Vacuum tanks with two chambers and poppet valves were used to pump gas from rear mounted gas tank to high up on the firewall where it drained by gravity to the carburetor. Many of these cars had vacuum windshield wiper motors, but were separate from the fuel system. Vacuum lines to the wiper were very small. Why don't you build one with a tin can and a check valve and see how it works?
Does not sound like he need to build one. Sure why not give it a try and see what happens.
Donnie, I've been thinking along the same lines as you. Trouble is finding cars that old in wrecking yards to get them from. If you find a source of new or used, let me know.
They're easy to make.
Easy to build but you won't get what you want. They were used on cars years ago with unsatisfactory results. Dual acting fuel pumps were used too. Electric wipers killed them all off.

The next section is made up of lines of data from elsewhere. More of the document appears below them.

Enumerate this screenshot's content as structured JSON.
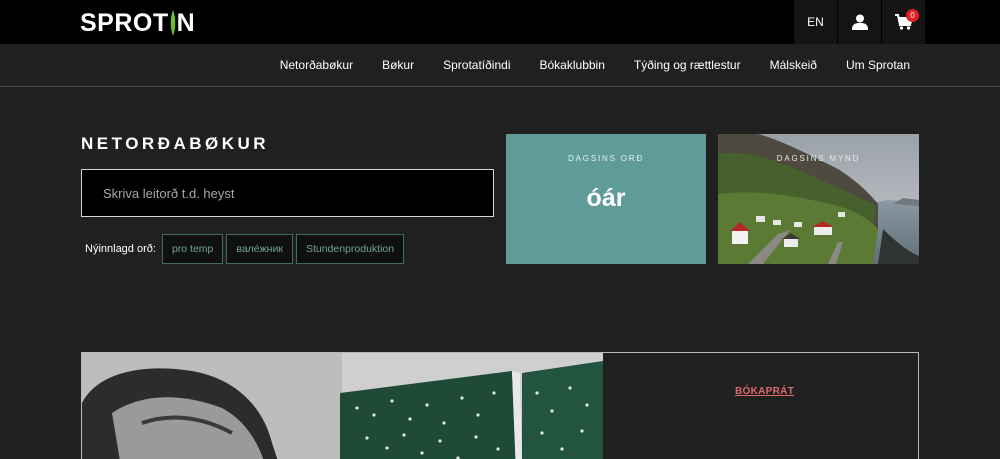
{
  "brand": {
    "logo_text_left": "SPROT",
    "logo_text_right": "N",
    "accent": "#6fbf2a"
  },
  "header": {
    "lang_label": "EN",
    "cart_count": "0",
    "icons": [
      "user-icon",
      "cart-icon"
    ]
  },
  "nav": {
    "items": [
      {
        "label": "Netorðabøkur"
      },
      {
        "label": "Bøkur"
      },
      {
        "label": "Sprotatíðindi"
      },
      {
        "label": "Bókaklubbin"
      },
      {
        "label": "Týðing og rættlestur"
      },
      {
        "label": "Málskeið"
      },
      {
        "label": "Um Sprotan"
      }
    ]
  },
  "main": {
    "title": "NETORÐABØKUR",
    "search_placeholder": "Skriva leitorð t.d. heyst",
    "recent_label": "Nýinnlagd orð:",
    "recent_words": [
      "pro temp",
      "валéжник",
      "Stundenproduktion"
    ]
  },
  "word_card": {
    "label": "DAGSINS ORÐ",
    "word": "óár",
    "color": "#5f9b98"
  },
  "photo_card": {
    "label": "DAGSINS MYND"
  },
  "feature": {
    "link_label": "BÓKAPRÁT"
  }
}
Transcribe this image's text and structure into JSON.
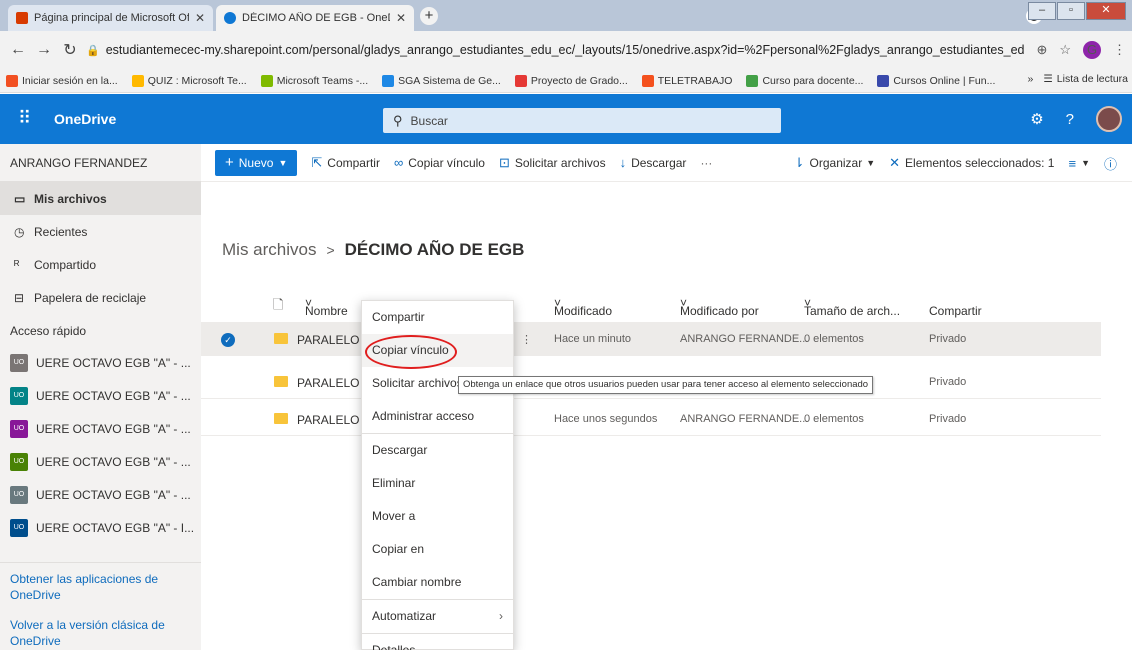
{
  "browser": {
    "tabs": [
      {
        "title": "Página principal de Microsoft Off",
        "icon": "office-icon",
        "color": "#d83b01"
      },
      {
        "title": "DÉCIMO AÑO DE EGB - OneDrive",
        "icon": "onedrive-icon",
        "color": "#0f78d4"
      }
    ],
    "url": "estudiantemecec-my.sharepoint.com/personal/gladys_anrango_estudiantes_edu_ec/_layouts/15/onedrive.aspx?id=%2Fpersonal%2Fgladys_anrango_estudiantes_edu_ec%2F...",
    "profile_initial": "G",
    "bookmarks": [
      {
        "label": "Iniciar sesión en la...",
        "color": "#f25022"
      },
      {
        "label": "QUIZ : Microsoft Te...",
        "color": "#ffb900"
      },
      {
        "label": "Microsoft Teams -...",
        "color": "#ffb900"
      },
      {
        "label": "SGA Sistema de Ge...",
        "color": "#1e88e5"
      },
      {
        "label": "Proyecto de Grado...",
        "color": "#e53935"
      },
      {
        "label": "TELETRABAJO",
        "color": "#f4511e"
      },
      {
        "label": "Curso para docente...",
        "color": "#43a047"
      },
      {
        "label": "Cursos Online | Fun...",
        "color": "#3949ab"
      }
    ],
    "reading_list": "Lista de lectura"
  },
  "header": {
    "brand": "OneDrive",
    "search_placeholder": "Buscar"
  },
  "sidebar": {
    "account": "ANRANGO FERNANDEZ",
    "items": [
      {
        "label": "Mis archivos",
        "icon": "folder-icon",
        "glyph": "▭"
      },
      {
        "label": "Recientes",
        "icon": "clock-icon",
        "glyph": "◷"
      },
      {
        "label": "Compartido",
        "icon": "people-icon",
        "glyph": "ℛ"
      },
      {
        "label": "Papelera de reciclaje",
        "icon": "trash-icon",
        "glyph": "🗑"
      }
    ],
    "quick_access_title": "Acceso rápido",
    "quick_access": [
      {
        "label": "UERE OCTAVO EGB \"A\" - ...",
        "color": "#7a7574"
      },
      {
        "label": "UERE OCTAVO EGB \"A\" - ...",
        "color": "#038387"
      },
      {
        "label": "UERE OCTAVO EGB \"A\" - ...",
        "color": "#881798"
      },
      {
        "label": "UERE OCTAVO EGB \"A\" - ...",
        "color": "#498205"
      },
      {
        "label": "UERE OCTAVO EGB \"A\" - ...",
        "color": "#69797e"
      },
      {
        "label": "UERE OCTAVO EGB \"A\" - I...",
        "color": "#004e8c"
      }
    ],
    "get_apps": "Obtener las aplicaciones de OneDrive",
    "classic": "Volver a la versión clásica de OneDrive"
  },
  "commandbar": {
    "new": "Nuevo",
    "share": "Compartir",
    "copy_link": "Copiar vínculo",
    "request_files": "Solicitar archivos",
    "download": "Descargar",
    "more": "···",
    "sort": "Organizar",
    "selected": "Elementos seleccionados: 1"
  },
  "breadcrumb": {
    "root": "Mis archivos",
    "current": "DÉCIMO AÑO DE EGB"
  },
  "columns": [
    "Nombre",
    "Modificado",
    "Modificado por",
    "Tamaño de arch...",
    "Compartir"
  ],
  "rows": [
    {
      "name": "PARALELO",
      "modified": "Hace un minuto",
      "by": "ANRANGO FERNANDE...",
      "size": "0 elementos",
      "share": "Privado"
    },
    {
      "name": "PARALELO I",
      "modified": "",
      "by": "",
      "size": "",
      "share": "Privado"
    },
    {
      "name": "PARALELO",
      "modified": "Hace unos segundos",
      "by": "ANRANGO FERNANDE...",
      "size": "0 elementos",
      "share": "Privado"
    }
  ],
  "context_menu": {
    "items": [
      "Compartir",
      "Copiar vínculo",
      "Solicitar archivos",
      "Administrar acceso",
      "Descargar",
      "Eliminar",
      "Mover a",
      "Copiar en",
      "Cambiar nombre",
      "Automatizar",
      "Detalles"
    ]
  },
  "tooltip": "Obtenga un enlace que otros usuarios pueden usar para tener acceso al elemento seleccionado"
}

The best arrangement I know is to make the tank with one connection, take the vacuum line from the engine and add a spring loaded check valve so air can only go towards the engine. T the tank into the line between the valve and the wiper. This gives you a reserve amount of vacuum whenever the engine vacuum cannot open the check valve.
Another option is to make a spring loaded bellows instead of a tank, but that needs to be somewhere where it won't get damaged, and is free to open and close.

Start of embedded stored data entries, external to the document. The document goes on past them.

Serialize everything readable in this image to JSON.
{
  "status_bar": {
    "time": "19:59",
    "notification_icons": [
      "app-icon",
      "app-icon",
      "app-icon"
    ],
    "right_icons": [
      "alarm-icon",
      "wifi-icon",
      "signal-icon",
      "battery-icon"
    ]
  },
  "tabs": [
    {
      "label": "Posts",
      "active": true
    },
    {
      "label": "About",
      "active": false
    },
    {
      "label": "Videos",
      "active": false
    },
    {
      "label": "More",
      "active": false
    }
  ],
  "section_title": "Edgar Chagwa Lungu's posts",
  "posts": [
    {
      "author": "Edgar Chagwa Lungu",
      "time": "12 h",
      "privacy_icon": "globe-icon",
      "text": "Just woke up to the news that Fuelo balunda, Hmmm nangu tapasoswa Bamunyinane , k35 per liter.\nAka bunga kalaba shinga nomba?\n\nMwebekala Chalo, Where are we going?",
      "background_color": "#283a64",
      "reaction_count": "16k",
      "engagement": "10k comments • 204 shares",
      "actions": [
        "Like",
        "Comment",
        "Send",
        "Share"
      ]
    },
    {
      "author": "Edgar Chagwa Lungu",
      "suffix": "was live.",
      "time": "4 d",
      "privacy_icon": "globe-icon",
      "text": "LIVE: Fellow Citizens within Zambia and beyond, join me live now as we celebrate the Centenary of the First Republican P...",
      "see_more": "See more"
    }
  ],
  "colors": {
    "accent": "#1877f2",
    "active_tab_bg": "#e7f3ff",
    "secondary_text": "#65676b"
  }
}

The Anglia 8 &10hp cars used them and I found it worked well. Only defeated by very long hills. Virtually the same tank wa used on Jags for the brake servo. Google 'jaguar vacuum tank' and you will parts dealers offering tank & valve for models as lste as XJS. On UK ebay I found an XKE one for 15 quid, also a tank off a 2008 Ranger, don't know what that is used for or what size it is. But basically , no need to waste time and effort making one.
Ford / Lincoln / Mercury / Thunderbird made many cars with vacuum headlight doors in the 1960's - 1980's. They each have a huge vacuum canister for the headlights, about 10" by 8" by 16". One of those tanks could be mounted in between the frame and the drive shaft for a super vacuum reserve.
Smaller vacuum tanks for vacuum operated tilt - away steering and air conditioning systems are found on many other Ford / Lincoln / Mercury / Thunderbird models. You can find them in a wide variety of shapes and sizes.
Donnie, Do a search on Ebaymotors for 'vacuum tank ball'. It will bring up several choices. I bought a vacuum ball from a seller in Longview, Texas, not just because he was in state, but his parts were new and it has a built in check valve.
Late 70's era Ford Falcons and Fairlanes had them fitted to the Air Conditioned cars to stop the air moving between the dash and windscreen when accellerating. I fitted quite a few when working for a dealership as a mechanic. Most were fitted under warranty to stop the problem with the AC. Looked like a large jam tin with a valve assembly in one end and a bracket attached to fit to the left front inner guard.
Granada had the same thing Pete. Looked like a quart juice can mounted between the left fender and the fender wall. A real bb to change. They usually rusted out on top because water sat on the lid.
There were several can type on Ebay that the seller claimed to be from a 1973 Mustang, but I opted for the plastic ball,. It may not hold as much vacuum, but it won't rust and will fit under the dash and cowl.